Il Cantico dei Cantici esalta l’amore, ad un tempo «verticale» e paritario, tra l’uomo e la donna come immagine archetipica dell’Amore mistico, sempre «verticale» e non paritario, tra Dio e l’uomo.
Per comprendere qualcosa dell’Amore tra Dio e l’uomo, secondo la mistica cattolica, si leggano le opere, in particolare «Il Castello interiore», di Santa Teresa d’Avila, dottore della Chiesa.
La neo-teologia, esaltata da padre Kerr, invece legge quel libro dell’Antico Testamento in modo analogo al «mito dell’androgino».
Mito che, si badi bene, Platone, per spiegare l’attrazione erotica, aveva desunto dall’antica religiosità panteista imperniata sul tema del «doppio contrario», maschio-femmina, arcaicamente rappresentato nelle figure mitologiche delle «deità copulanti», dalla coppia «Purusha-Prakriti» a quella «Yin-Yang», dalla coppia egizia «Iside-Osiride» alle varie coppie divine nei pantheon pagani presso le popolazioni più disparate.

Il tema mitologico del «doppio contrario» spiega la «manifestazione» nei termini di una dinamica emanazionista tra opposte polarità, dialetticamente complementari, scaturenti, per una «caduca cosmica primordiale» o per l’intervento di un «malvagio demiurgo» inteso come «dio minore», dalla comune, originaria, unità divina impersonale e senza distinzioni.
La lettura «androgina» che la neo-teologia fa, silenziosamente, del Cantico dei Cantici non è un, comunque impossibile, ritorno, in  polemica con il presunto razionalismo cattolico preconciliare, all’Antico Testamento, ossia a Gerusalemme con l’abbandono di Atene e Roma, quanto piuttosto è un attingere alla equivoca ed ambigua «mistica» gnostica.

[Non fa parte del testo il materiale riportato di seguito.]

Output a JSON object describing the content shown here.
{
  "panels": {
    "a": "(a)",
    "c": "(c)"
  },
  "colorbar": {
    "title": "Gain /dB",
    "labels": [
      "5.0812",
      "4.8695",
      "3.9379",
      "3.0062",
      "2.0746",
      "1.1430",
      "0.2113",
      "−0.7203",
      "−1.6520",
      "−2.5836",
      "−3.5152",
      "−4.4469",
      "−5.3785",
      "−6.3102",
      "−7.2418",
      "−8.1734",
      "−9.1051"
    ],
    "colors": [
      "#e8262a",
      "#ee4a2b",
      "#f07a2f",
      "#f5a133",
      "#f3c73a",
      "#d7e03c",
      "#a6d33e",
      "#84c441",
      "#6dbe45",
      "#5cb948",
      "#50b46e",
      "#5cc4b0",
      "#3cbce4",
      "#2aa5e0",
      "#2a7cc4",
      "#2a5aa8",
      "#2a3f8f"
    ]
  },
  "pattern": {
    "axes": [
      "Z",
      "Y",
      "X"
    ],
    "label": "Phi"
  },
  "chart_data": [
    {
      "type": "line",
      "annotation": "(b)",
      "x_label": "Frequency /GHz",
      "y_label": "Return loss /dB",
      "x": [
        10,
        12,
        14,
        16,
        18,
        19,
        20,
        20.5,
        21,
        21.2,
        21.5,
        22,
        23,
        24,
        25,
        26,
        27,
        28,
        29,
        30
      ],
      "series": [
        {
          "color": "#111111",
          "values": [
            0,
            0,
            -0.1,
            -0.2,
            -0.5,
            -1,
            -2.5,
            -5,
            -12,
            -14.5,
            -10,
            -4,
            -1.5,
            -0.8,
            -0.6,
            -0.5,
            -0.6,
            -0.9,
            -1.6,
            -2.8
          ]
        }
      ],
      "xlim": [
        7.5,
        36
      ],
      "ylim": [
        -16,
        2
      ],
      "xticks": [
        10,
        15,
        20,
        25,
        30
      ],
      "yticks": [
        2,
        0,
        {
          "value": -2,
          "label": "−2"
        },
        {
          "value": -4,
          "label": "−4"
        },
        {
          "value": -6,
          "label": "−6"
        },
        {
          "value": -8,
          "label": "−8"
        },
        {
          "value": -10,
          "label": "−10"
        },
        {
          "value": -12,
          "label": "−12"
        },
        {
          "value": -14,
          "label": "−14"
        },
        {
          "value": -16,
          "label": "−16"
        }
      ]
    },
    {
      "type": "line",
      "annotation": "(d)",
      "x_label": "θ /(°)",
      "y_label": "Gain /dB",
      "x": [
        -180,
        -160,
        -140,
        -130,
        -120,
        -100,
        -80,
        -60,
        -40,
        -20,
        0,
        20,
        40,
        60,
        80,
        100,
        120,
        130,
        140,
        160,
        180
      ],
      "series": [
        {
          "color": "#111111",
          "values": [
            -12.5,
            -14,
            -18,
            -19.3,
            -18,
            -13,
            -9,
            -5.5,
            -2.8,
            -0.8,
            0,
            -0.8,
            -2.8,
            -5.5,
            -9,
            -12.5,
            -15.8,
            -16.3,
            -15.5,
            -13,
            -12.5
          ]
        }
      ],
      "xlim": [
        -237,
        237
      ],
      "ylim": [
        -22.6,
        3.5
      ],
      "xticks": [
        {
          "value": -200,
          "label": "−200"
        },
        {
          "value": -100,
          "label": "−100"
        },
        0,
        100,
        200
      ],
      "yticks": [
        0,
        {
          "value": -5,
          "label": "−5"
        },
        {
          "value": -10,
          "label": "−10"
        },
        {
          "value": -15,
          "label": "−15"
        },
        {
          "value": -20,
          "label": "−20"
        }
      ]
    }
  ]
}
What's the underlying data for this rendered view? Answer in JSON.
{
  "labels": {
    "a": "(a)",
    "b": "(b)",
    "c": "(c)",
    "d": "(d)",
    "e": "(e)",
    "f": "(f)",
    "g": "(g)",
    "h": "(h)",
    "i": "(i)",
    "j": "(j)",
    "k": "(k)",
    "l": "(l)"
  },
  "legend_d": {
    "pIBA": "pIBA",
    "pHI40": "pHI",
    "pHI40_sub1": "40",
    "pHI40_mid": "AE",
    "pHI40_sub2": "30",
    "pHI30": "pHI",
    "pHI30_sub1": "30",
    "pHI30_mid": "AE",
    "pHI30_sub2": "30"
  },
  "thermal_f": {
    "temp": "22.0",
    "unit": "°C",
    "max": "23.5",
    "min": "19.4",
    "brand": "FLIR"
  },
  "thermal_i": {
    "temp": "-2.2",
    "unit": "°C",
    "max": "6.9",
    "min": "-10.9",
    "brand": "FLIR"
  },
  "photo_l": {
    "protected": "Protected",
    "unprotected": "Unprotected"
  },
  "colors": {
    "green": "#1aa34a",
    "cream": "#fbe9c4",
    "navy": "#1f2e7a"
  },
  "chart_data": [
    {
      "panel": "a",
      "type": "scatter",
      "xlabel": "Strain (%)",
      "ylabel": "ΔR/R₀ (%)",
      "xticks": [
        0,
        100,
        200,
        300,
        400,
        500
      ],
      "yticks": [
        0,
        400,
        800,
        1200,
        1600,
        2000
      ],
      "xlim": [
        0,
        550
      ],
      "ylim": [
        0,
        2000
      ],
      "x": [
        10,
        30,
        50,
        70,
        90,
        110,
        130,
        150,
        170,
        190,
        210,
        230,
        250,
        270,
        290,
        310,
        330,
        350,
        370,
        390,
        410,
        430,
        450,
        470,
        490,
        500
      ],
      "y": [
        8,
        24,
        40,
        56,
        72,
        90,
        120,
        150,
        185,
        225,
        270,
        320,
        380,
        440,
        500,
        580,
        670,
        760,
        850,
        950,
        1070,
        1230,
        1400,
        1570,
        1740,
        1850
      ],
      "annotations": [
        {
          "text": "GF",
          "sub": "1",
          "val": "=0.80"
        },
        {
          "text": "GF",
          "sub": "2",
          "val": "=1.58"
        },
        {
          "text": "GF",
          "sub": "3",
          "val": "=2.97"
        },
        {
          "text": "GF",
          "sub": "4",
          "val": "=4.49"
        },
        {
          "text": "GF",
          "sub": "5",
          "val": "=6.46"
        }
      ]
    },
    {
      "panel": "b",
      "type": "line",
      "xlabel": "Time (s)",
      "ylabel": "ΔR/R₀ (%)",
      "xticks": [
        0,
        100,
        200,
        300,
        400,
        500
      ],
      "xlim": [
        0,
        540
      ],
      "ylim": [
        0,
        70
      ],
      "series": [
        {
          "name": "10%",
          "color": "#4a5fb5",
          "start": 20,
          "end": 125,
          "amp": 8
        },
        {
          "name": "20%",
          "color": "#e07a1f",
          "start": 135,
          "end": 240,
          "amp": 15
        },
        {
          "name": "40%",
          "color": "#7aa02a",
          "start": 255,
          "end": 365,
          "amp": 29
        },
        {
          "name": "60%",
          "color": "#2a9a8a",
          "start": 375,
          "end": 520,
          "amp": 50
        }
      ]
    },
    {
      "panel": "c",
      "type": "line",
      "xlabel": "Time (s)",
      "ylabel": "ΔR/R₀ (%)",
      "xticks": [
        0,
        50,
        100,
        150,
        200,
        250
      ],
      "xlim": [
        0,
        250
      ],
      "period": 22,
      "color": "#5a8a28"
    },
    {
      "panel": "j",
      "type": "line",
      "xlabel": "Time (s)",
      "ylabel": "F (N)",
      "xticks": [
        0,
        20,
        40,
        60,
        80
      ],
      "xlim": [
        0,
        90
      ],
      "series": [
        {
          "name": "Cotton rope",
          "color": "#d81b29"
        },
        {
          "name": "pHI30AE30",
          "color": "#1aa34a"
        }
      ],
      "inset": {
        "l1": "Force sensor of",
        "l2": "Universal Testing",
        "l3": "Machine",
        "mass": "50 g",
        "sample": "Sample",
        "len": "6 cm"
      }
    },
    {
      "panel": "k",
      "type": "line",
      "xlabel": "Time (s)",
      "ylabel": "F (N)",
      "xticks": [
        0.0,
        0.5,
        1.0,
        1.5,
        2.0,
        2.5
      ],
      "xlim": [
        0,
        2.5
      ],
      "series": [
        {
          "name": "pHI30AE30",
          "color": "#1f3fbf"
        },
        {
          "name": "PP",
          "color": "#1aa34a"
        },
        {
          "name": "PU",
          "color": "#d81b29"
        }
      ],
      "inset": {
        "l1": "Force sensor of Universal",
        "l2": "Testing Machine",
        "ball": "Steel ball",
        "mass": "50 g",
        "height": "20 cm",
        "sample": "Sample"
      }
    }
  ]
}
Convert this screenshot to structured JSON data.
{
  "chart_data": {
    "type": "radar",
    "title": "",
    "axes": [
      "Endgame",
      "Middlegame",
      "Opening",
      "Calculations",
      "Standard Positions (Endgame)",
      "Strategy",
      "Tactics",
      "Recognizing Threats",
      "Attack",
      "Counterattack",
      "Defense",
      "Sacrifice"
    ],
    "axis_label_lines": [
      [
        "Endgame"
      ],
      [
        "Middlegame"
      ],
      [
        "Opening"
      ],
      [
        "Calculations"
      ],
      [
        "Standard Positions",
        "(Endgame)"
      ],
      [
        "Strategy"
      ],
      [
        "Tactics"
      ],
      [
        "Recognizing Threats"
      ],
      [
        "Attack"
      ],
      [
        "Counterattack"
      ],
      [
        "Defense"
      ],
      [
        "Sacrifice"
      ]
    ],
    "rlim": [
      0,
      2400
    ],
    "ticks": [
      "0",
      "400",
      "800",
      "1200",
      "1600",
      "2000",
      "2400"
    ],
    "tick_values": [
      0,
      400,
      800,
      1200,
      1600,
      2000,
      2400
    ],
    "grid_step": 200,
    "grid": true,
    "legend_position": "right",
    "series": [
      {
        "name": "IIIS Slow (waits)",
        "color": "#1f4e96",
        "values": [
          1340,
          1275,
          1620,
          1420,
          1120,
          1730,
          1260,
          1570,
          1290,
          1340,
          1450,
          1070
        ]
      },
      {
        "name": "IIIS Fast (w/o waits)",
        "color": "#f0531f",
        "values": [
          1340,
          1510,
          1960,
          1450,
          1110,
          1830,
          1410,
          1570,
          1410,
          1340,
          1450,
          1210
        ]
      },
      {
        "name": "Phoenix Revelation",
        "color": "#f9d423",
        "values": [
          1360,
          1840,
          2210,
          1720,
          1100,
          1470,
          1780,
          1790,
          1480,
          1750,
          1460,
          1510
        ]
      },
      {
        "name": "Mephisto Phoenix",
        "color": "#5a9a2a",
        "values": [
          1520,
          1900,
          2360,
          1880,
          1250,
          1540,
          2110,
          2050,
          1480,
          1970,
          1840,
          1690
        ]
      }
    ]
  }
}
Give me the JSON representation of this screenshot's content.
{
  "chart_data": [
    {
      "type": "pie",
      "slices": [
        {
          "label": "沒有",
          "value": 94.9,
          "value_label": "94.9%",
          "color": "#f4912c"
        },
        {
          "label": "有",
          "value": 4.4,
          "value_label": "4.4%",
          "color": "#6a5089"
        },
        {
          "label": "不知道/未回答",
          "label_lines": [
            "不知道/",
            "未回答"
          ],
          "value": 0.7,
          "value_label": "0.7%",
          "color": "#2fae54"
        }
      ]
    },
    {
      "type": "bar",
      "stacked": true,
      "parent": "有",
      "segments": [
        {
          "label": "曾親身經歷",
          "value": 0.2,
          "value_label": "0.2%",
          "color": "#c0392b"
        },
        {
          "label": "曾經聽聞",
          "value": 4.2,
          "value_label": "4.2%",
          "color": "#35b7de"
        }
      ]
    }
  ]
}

ci sembra, in conclusione, che, stando all’ articolo di Blondet, tutta l’operazione di padre Kerr consista nel falsificare, per squalificarla, la tradizionale teologia cattolica, agostiniana, tomista, suareziana, allo scopo di accreditare, come soluzione della crisi ecclesiale in atto, la gnosi spuria che della crisi di fede della Chiesa è, invece, la causa prima.